God gives us the gift of reason to learn things. God gives us faith to believe in what we cannot understand. Are we willing to make the leap of faith?
When things are going well, we generally don’t question God. Say, if a loved one is sick and inexplicably gets better. We thank God and don’t question why. However, if instead of getting better our loved one gets worse, we ask why. That’s based on reason. Relying on the gift of faith, we find reason to trust in God even when we don’t understand.
Now, before it seems like I am completely avoiding talking about the Trinity, what do we know about the Trinity?
The Bible does not use the word “trinity” because that came later but that doesn’t mean we can’t find the Trinity in the Bible.

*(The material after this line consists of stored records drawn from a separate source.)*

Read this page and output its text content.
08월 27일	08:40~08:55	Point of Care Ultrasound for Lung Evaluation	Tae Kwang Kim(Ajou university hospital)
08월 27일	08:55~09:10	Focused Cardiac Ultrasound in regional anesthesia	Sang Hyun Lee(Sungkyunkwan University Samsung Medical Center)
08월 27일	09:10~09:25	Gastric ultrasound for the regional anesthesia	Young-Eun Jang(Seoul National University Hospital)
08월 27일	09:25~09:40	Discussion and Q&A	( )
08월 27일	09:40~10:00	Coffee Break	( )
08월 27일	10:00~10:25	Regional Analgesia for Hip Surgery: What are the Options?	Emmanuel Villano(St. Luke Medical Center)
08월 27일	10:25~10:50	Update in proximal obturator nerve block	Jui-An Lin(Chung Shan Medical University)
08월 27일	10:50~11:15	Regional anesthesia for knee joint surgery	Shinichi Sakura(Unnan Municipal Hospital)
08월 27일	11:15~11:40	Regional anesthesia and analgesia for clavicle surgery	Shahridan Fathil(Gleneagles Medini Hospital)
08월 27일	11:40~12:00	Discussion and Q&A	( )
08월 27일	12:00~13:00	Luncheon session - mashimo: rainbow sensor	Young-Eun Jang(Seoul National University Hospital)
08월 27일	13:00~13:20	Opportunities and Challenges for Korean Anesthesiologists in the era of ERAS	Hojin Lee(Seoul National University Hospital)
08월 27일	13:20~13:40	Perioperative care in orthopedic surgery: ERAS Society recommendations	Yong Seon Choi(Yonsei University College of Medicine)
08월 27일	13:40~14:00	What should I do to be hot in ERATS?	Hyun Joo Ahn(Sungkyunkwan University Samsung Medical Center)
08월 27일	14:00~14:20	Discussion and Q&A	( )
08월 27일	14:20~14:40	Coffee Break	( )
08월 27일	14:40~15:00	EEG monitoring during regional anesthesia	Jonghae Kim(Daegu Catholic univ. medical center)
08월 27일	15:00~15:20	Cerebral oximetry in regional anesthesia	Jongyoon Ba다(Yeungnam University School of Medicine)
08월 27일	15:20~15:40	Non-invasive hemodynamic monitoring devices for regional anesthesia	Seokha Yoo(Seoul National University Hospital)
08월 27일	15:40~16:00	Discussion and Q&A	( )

We see the Father and the Son and the Holy Spirit all together as one at Jesus’ baptism. In Jesus’ farewell discourse in John’s Gospel, we hear Jesus speaks of how He and the Father are one, working together towards the same purpose. Jesus also speaks of how the Holy Spirit, the Paraclete will be sent by the Father and Him to continue to work of God. So clearly we hear of how the Father, the Son, and the Holy Spirit work together.
We hear Jesus tell us of how we need all three as He sends out the disciples, “In the name of the Father, and of the Son, and of the Holy Spirit.”
The Bible also tells us of how we relate to God in the Trinity. Paul tells us of how, led by the Spirit of God we are children of God. As children, we call God Father but it is only by the Holy Spirit that we can know this.
The Holy Spirit gives us knowledge, understanding, and wisdom so that we can know God. This in turn helps us to see the “awesomeness” of God to make it possible for us to trust Him. I’ve being saying “awesomeness.” Another word might be “magnificence.” Yet another way of looking at it is “fear of the Lord” but it is not fear as to simply be afraid. It is “fear” in the sense of recognizing how great God is.
The Trinity is about relationship. First, the relationship between the Father, the Son, and the Holy Spirit, three yet perfectly united as one. In faith, we enter into relationship and the perfect love of God, three persons yet one God.